Die Rolle der UNO in der neuen „Weltunordnung”

Mit der Auflösung der bipolaren Welt des Ost-West-Konflikts seit Mitte der achtziger Jahre gewann die UNO wieder eine aktivere Rolle in der Friedenssicherung, weil sich die Sowjetunion bzw. Russland und die USA in der globalen Sicherheitspolitik einander annäherten. UNO-Friedenstruppen sicherten u. a. Namibias Übergang in die Unabhängigkeit (1989/90) und die Beendigung der Bürgerkriege in Angola (hier nur zeitweise), Nicaragua, Moçambique und Kambodscha. Während es bis 1988 weltweit nur 13 Blauhelm-Einsätze gab, wurden allein zwischen 1993 und 1995 parallel 17 Missionen mit zeitweise rund 80 000 Soldaten durchgeführt, um Kriege und Konflikte zu verhindern, von denen zwölf erst in den Jahren nach 1990 ausgebrochen waren. 1991 führte die UNO mit Hilfe einer von den USA geführten internationalen Streitmacht – erstmals seit 1950 (Korea) – wieder einen „Frieden erzwingenden” Krieg, den Zweiten Golfkrieg gegen den Kuwait-Aggressor Irak.

Aus der neuen „Weltunordnung” erwuchsen für die UNO, die unterdessen bis auf wenige Ausnahmen alle Staaten der Welt angehörten, Belastungen, denen sie nicht gewachsen war.
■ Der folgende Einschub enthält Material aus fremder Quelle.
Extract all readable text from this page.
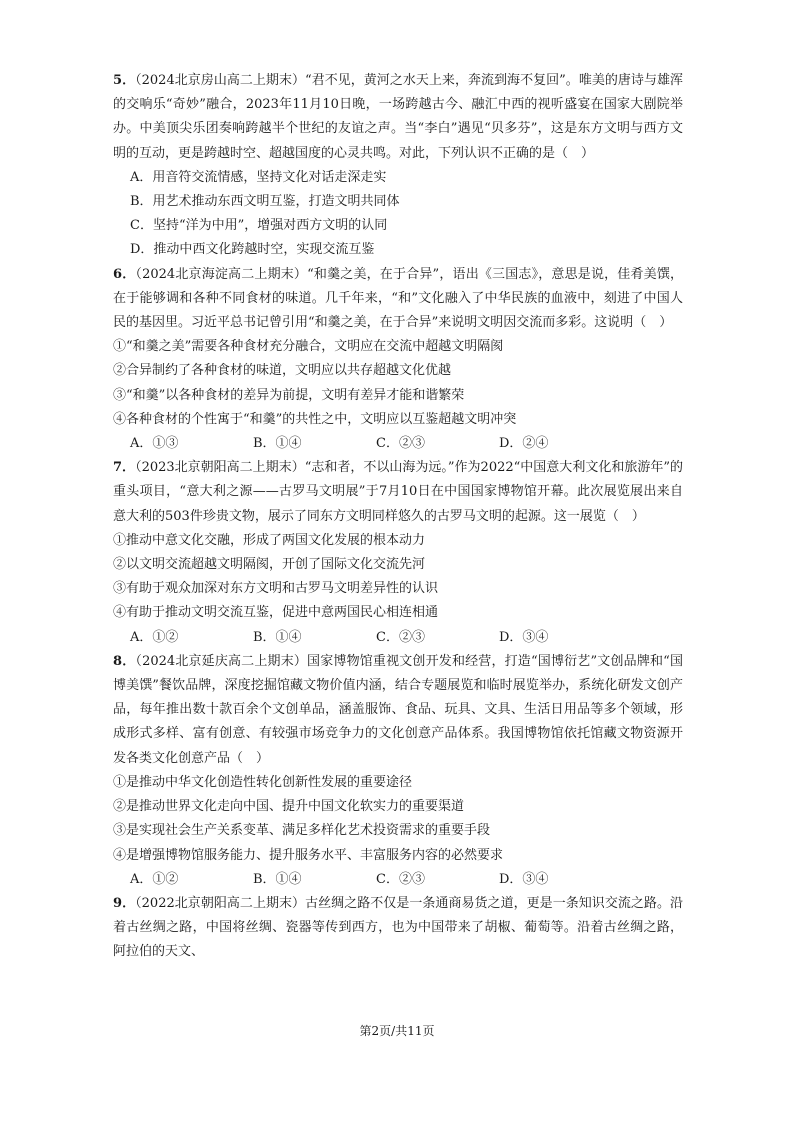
5．（2024北京房山高二上期末）“君不见，黄河之水天上来，奔流到海不复回”。唯美的唐诗与雄浑的交响乐“奇妙”融合，2023年11月10日晚，一场跨越古今、融汇中西的视听盛宴在国家大剧院举办。中美顶尖乐团奏响跨越半个世纪的友谊之声。当“李白”遇见“贝多芬”，这是东方文明与西方文明的互动，更是跨越时空、超越国度的心灵共鸣。对此，下列认识不正确的是（　）

A．用音符交流情感，坚持文化对话走深走实

B．用艺术推动东西文明互鉴，打造文明共同体

C．坚持“洋为中用”，增强对西方文明的认同

D．推动中西文化跨越时空，实现交流互鉴

6．（2024北京海淀高二上期末）“和羹之美，在于合异”，语出《三国志》，意思是说，佳肴美馔，在于能够调和各种不同食材的味道。几千年来，“和”文化融入了中华民族的血液中，刻进了中国人民的基因里。习近平总书记曾引用“和羹之美，在于合异”来说明文明因交流而多彩。这说明（　）

①“和羹之美”需要各种食材充分融合，文明应在交流中超越文明隔阂

②合异制约了各种食材的味道，文明应以共存超越文化优越

③“和羹”以各种食材的差异为前提，文明有差异才能和谐繁荣

④各种食材的个性寓于“和羹”的共性之中，文明应以互鉴超越文明冲突

A．①③	B．①④	C．②③	D．②④

7．（2023北京朝阳高二上期末）“志和者，不以山海为远。”作为2022“中国意大利文化和旅游年”的重头项目，“意大利之源——古罗马文明展”于7月10日在中国国家博物馆开幕。此次展览展出来自意大利的503件珍贵文物，展示了同东方文明同样悠久的古罗马文明的起源。这一展览（　）

①推动中意文化交融，形成了两国文化发展的根本动力

②以文明交流超越文明隔阂，开创了国际文化交流先河

③有助于观众加深对东方文明和古罗马文明差异性的认识

④有助于推动文明交流互鉴，促进中意两国民心相连相通

A．①②	B．①④	C．②③	D．③④

8．（2024北京延庆高二上期末）国家博物馆重视文创开发和经营，打造“国博衍艺”文创品牌和“国博美馔”餐饮品牌，深度挖掘馆藏文物价值内涵，结合专题展览和临时展览举办，系统化研发文创产品，每年推出数十款百余个文创单品，涵盖服饰、食品、玩具、文具、生活日用品等多个领域，形成形式多样、富有创意、有较强市场竞争力的文化创意产品体系。我国博物馆依托馆藏文物资源开发各类文化创意产品（　）

①是推动中华文化创造性转化创新性发展的重要途径

②是推动世界文化走向中国、提升中国文化软实力的重要渠道

③是实现社会生产关系变革、满足多样化艺术投资需求的重要手段

④是增强博物馆服务能力、提升服务水平、丰富服务内容的必然要求

A．①②	B．①④	C．②③	D．③④

9．（2022北京朝阳高二上期末）古丝绸之路不仅是一条通商易货之道，更是一条知识交流之路。沿着古丝绸之路，中国将丝绸、瓷器等传到西方，也为中国带来了胡椒、葡萄等。沿着古丝绸之路，阿拉伯的天文、

第2页/共11页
Die Friedenssicherung wurde wieder ein vorrangiges Thema der UNO, ohne dass ihr jedoch für die rapide angewachsenen Aufgaben die ausreichenden finanziellen und militärischen Mittel zur Verfügung gestellt wurden. Der Versuch, „Frieden schaffend” den Clankrieg in Somalia mit Hilfe von UN-Truppen zu beenden, die weitgehend von den USA gestellt wurden, schlug fehl (1992/93). Aufgrund dieser negativen Erfahrungen weigerte sich der Sicherheitsrat während des Bürgerkrieges in Ruanda 1994, der Empfehlung von Generalsekretär Boutros-Ghali zu folgen und die Bürgerkriegsparteien durch ausreichend ausgestattete Friedenstruppen am Massenmorden zu hindern. Eine fünf Jahre später vom neuen Generalsekretär Kofi Annan eingesetzte Untersuchungskommission wies insbesondere dem Sicherheitsrat die Mitverantwortung für den Völkermord in Ruanda zu, da er trotz eindeutiger Warnungen und Hinweise untätig geblieben sei.
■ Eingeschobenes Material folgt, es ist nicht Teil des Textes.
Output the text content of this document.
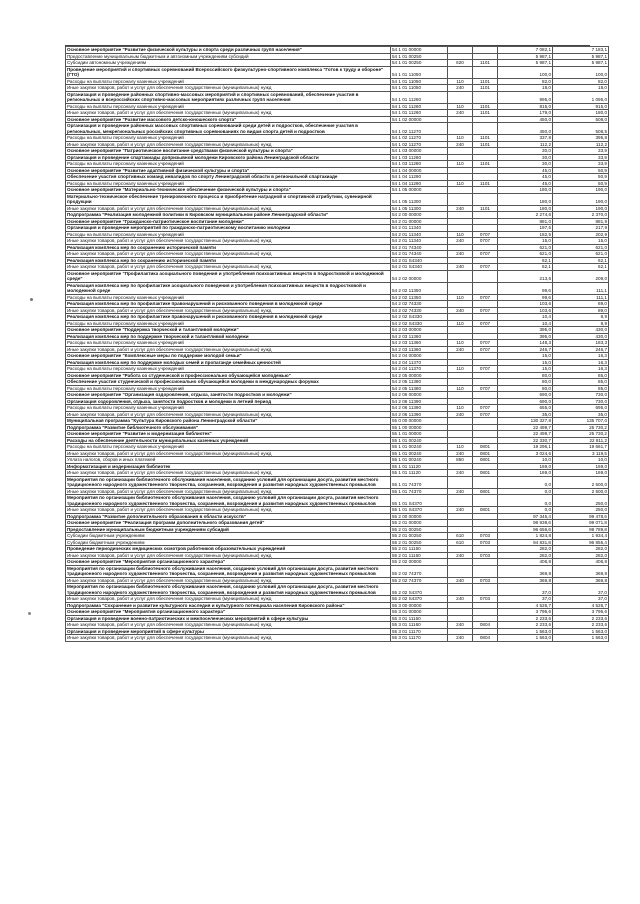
Основное мероприятие "Развитие физической культуры и спорта среди различных групп населения"	54 1 01 00000			7 082,1	7 183,1
Предоставление муниципальным бюджетным и автономным учреждениям субсидий	54 1 01 00250			5 987,1	5 987,1
Субсидии автономным учреждениям	54 1 01 00250	620	1101	5 987,1	5 987,1
Проведение мероприятий и спортивных соревнований Всероссийского физкультурно-спортивного комплекса "Готов к труду и обороне" (ГТО)	54 1 01 11050			100,0	100,0
Расходы на выплаты персоналу казенных учреждений	54 1 01 11050	110	1101	82,0	82,0
Иные закупки товаров, работ и услуг для обеспечения государственных (муниципальных) нужд	54 1 01 11050	240	1101	18,0	18,0
Организация и проведение районных спортивно-массовых мероприятий и спортивных соревнований, обеспечение участия в региональных и всероссийских спортивно-массовых мероприятиях различных групп населения	54 1 01 11260			995,0	1 096,0
Расходы на выплаты персоналу казенных учреждений	54 1 01 11260	110	1101	815,0	915,0
Иные закупки товаров, работ и услуг для обеспечения государственных (муниципальных) нужд	54 1 01 11260	240	1101	179,0	180,0
Основное мероприятие "Развитие массового детско-юношеского спорта"	54 1 02 00000			450,0	508,0
Организация и проведение районных массовых спортивных соревнований среди детей и подростков, обеспечение участия в региональных, межрегиональных российских спортивных соревнованиях по видам спорта детей и подростков	54 1 02 11270			450,0	508,5
Расходы на выплаты персоналу казенных учреждений	54 1 02 11270	110	1101	337,8	395,8
Иные закупки товаров, работ и услуг для обеспечения государственных (муниципальных) нужд	54 1 02 11270	240	1101	112,2	112,2
Основное мероприятие "Патриотическое воспитание средствами физической культуры и спорта"	54 1 03 00000			30,0	33,9
Организация и проведение спартакиады допризывной молодежи Кировского района Ленинградской области	54 1 03 11280			30,0	33,9
Расходы на выплаты персоналу казенных учреждений	54 1 03 11280	110	1101	30,0	33,9
Основное мероприятие "Развитие адаптивной физической культуры и спорта"	54 1 04 00000			45,0	50,9
Обеспечение участия спортивных команд инвалидов по спорту Ленинградской области в региональной спартакиаде	54 1 04 11290			45,0	50,9
Расходы на выплаты персоналу казенных учреждений	54 1 04 11290	110	1101	45,0	50,9
Основное мероприятие "Материально-техническое обеспечение физической культуры и спорта"	54 1 05 00000			180,0	190,0
Материально-техническое обеспечение тренировочного процесса и приобретение наградной и спортивной атрибутики, сувенирной продукции	54 1 05 11300			180,0	190,0
Иные закупки товаров, работ и услуг для обеспечения государственных (муниципальных) нужд	54 1 05 11300	240	1101	180,0	190,0
Подпрограмма "Реализация молодежной политики в Кировском муниципальном районе Ленинградской области"	54 2 00 00000			2 274,6	2 370,0
Основное мероприятие "Гражданско-патриотическое воспитание молодежи"	54 2 01 00000			881,0	881,9
Организация и проведение мероприятий по гражданско-патриотическому воспитанию молодежи	54 2 01 11340			197,5	217,9
Расходы на выплаты персоналу казенных учреждений	54 2 01 11340	110	0707	182,5	202,9
Иные закупки товаров, работ и услуг для обеспечения государственных (муниципальных) нужд	54 2 01 11340	240	0707	15,0	15,0
Реализация комплекса мер по сохранению исторической памяти	54 2 01 74340			621,0	621,0
Иные закупки товаров, работ и услуг для обеспечения государственных (муниципальных) нужд	54 2 01 74340	240	0707	621,0	621,0
Реализация комплекса мер по сохранению исторической памяти	54 2 01 S4340			62,1	62,1
Иные закупки товаров, работ и услуг для обеспечения государственных (муниципальных) нужд	54 2 01 S4340	240	0707	62,1	62,1
Основное мероприятие "Профилактика асоциального поведения и употребления психоактивных веществ в подростковой и молодежной среде"	54 2 02 00000			213,6	209,0
Реализация комплекса мер по профилактике асоциального поведения и употребления психоактивных веществ в подростковой и молодежной среде	54 2 02 11350			99,6	111,1
Расходы на выплаты персоналу казенных учреждений	54 2 02 11350	110	0707	99,6	111,1
Реализация комплекса мер по профилактике правонарушений и рискованного поведения в молодежной среде	54 2 02 74330			103,6	89,0
Иные закупки товаров, работ и услуг для обеспечения государственных (муниципальных) нужд	54 2 02 74330	240	0707	103,6	89,0
Реализация комплекса мер по профилактике правонарушений и рискованного поведения в молодежной среде	54 2 02 S4330			10,4	8,9
Расходы на выплаты персоналу казенных учреждений	54 2 02 S4330	110	0707	10,4	8,9
Основное мероприятие "Поддержка творческой и талантливой молодежи"	54 2 03 00000			395,0	430,0
Реализация комплекса мер по поддержке творческой и талантливой молодежи	54 2 03 11360			395,0	430,0
Расходы на выплаты персоналу казенных учреждений	54 2 03 11360	110	0707	148,3	183,3
Иные закупки товаров, работ и услуг для обеспечения государственных (муниципальных) нужд	54 2 03 11360	240	0707	246,7	246,7
Основное мероприятие "Комплексные меры по поддержке молодой семьи"	54 2 04 00000			15,0	16,3
Реализация комплекса мер по поддержке молодых семей и пропаганде семейных ценностей	54 2 04 11370			15,0	16,3
Расходы на выплаты персоналу казенных учреждений	54 2 04 11370	110	0707	15,0	16,3
Основное мероприятие "Работа со студенческой и профессионально обучающейся молодежью"	54 2 05 00000			80,0	85,0
Обеспечение участия студенческой и профессионально обучающейся молодежи в международных форумах	54 2 05 11380			80,0	85,0
Расходы на выплаты персоналу казенных учреждений	54 2 05 11380	110	0707	80,0	85,0
Основное мероприятие "Организация оздоровления, отдыха, занятости подростков и молодежи"	54 2 06 00000			690,0	730,0
Организация оздоровления, отдыха, занятости подростков и молодежи в летний период	54 2 06 11390			690,0	730,0
Расходы на выплаты персоналу казенных учреждений	54 2 06 11390	110	0707	655,0	695,0
Иные закупки товаров, работ и услуг для обеспечения государственных (муниципальных) нужд	54 2 06 11390	240	0707	35,0	35,0
Муниципальная программа "Культура Кировского района Ленинградской области"	55 0 00 00000			130 327,8	135 707,0
Подпрограмма "Развитие библиотечного обслуживания"	55 1 00 00000			22 499,7	25 730,2
Основное мероприятие "Развитие и модернизация библиотек"	55 1 01 00000			22 499,7	25 730,2
Расходы на обеспечение деятельности муниципальных казенных учреждений	55 1 01 00240			22 330,7	22 811,2
Расходы на выплаты персоналу казенных учреждений	55 1 01 00240	110	0801	19 296,1	19 661,7
Иные закупки товаров, работ и услуг для обеспечения государственных (муниципальных) нужд	55 1 01 00240	240	0801	3 024,6	3 119,5
Уплата налогов, сборов и иных платежей	55 1 01 00240	850	0801	10,0	10,0
Информатизация и модернизация библиотек	55 1 01 11120			169,0	169,0
Иные закупки товаров, работ и услуг для обеспечения государственных (муниципальных) нужд	55 1 01 11120	240	0801	169,0	169,0
Мероприятия по организации библиотечного обслуживания населения, созданию условий для организации досуга, развития местного традиционного народного художественного творчества, сохранения, возрождения и развития народных художественных промыслов	55 1 01 74370			0,0	2 500,0
Иные закупки товаров, работ и услуг для обеспечения государственных (муниципальных) нужд	55 1 01 74370	240	0801	0,0	2 500,0
Мероприятия по организации библиотечного обслуживания населения, созданию условий для организации досуга, развития местного традиционного народного художественного творчества, сохранения, возрождения и развития народных художественных промыслов	55 1 01 S4370			0,0	250,0
Иные закупки товаров, работ и услуг для обеспечения государственных (муниципальных) нужд	55 1 01 S4370	240	0801	0,0	250,0
Подпрограмма "Развитие дополнительного образования в области искусств"	55 2 00 00000			97 345,4	99 478,6
Основное мероприятие "Реализация программ дополнительного образования детей"	55 2 01 00000			96 938,6	99 071,8
Предоставление муниципальным бюджетным учреждениям субсидий	55 2 01 00250			96 656,6	98 789,8
Субсидии бюджетным учреждениям	55 2 01 00250	610	0703	1 824,8	1 934,4
Субсидии бюджетным учреждениям	55 2 01 00250	610	0703	94 831,8	96 855,4
Проведение периодических медицинских осмотров работников образовательных учреждений	55 2 01 11160			282,0	282,0
Иные закупки товаров, работ и услуг для обеспечения государственных (муниципальных) нужд	55 2 01 11160	240	0703	282,0	282,0
Основное мероприятие "Мероприятия организационного характера"	55 2 02 00000			406,8	406,8
Мероприятия по организации библиотечного обслуживания населения, созданию условий для организации досуга, развития местного традиционного народного художественного творчества, сохранения, возрождения и развития народных художественных промыслов	55 2 02 74370			369,8	369,8
Иные закупки товаров, работ и услуг для обеспечения государственных (муниципальных) нужд	55 2 02 74370	240	0703	369,8	369,8
Мероприятия по организации библиотечного обслуживания населения, созданию условий для организации досуга, развития местного традиционного народного художественного творчества, сохранения, возрождения и развития народных художественных промыслов	55 2 02 S4370			37,0	37,0
Иные закупки товаров, работ и услуг для обеспечения государственных (муниципальных) нужд	55 2 02 S4370	240	0703	37,0	37,0
Подпрограмма "Сохранение и развитие культурного наследия и культурного потенциала населения Кировского района"	55 3 00 00000			4 526,7	4 526,7
Основное мероприятие "Мероприятия организационного характера"	55 3 01 00000			3 796,6	3 796,6
Организация и проведение военно-патриотических и межпоселенческих мероприятий в сфере культуры	55 3 01 11160			2 233,6	2 233,6
Иные закупки товаров, работ и услуг для обеспечения государственных (муниципальных) нужд	55 3 01 11160	240	0804	2 233,6	2 233,6
Организация и проведение мероприятий в сфере культуры	55 3 01 11170			1 563,0	1 563,0
Иные закупки товаров, работ и услуг для обеспечения государственных (муниципальных) нужд	55 3 01 11170	240	0804	1 563,0	1 563,0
Im Bosnisch-Kroatisch-Serbischen Krieg scheiterte der bis dahin größte Einsatz der UNO: Rund 25 000 UN-Soldaten konnten die serbischen Massaker an bosnischen Zivilisten (u. a. in Srebrenica 1995) nicht verhindern; die leicht bewaffnete und auf Kampfaufträge nicht eingestellte UN-Truppe und ihre Sicherheitszonen mussten 1995 von einer Schnellen Eingreiftruppe der NATO geschützt werden. Nach dem Frieden von Dayton beauftragte die UNO die multinationale Implementation Force (IFOR) mit der Sicherung des instabilen Friedens in Bosnien und Herzegowina; ein Jahr später übernahm die Stabilization Force (SFOR) unter Regie der NATO diese Aufgabe. Als sich im Kosovo-Konflikt 1998/99 der Sicherheitsrat erneut als handlungsunfähig erwies, Maßnahmen gegen die Bundesrepublik Jugoslawien zu beschließen, um der „ethnischen Säuberung” gegen die Kosovo-Albaner ein Ende zu machen, übergingen die westlichen Staaten die Weltorganisation und ließen die NATO einen völkerrechtlich umstrittenen Luftkrieg gegen Jugoslawien führen. Erst der Wiederaufbau und die Wahrung des Friedens im Kosovo nach Kriegsende durch die zivile Übergangsverwaltung UNMIK und die Kosovo Force (KFOR) vollzogen sich dann wieder unter der Ägide der UNO.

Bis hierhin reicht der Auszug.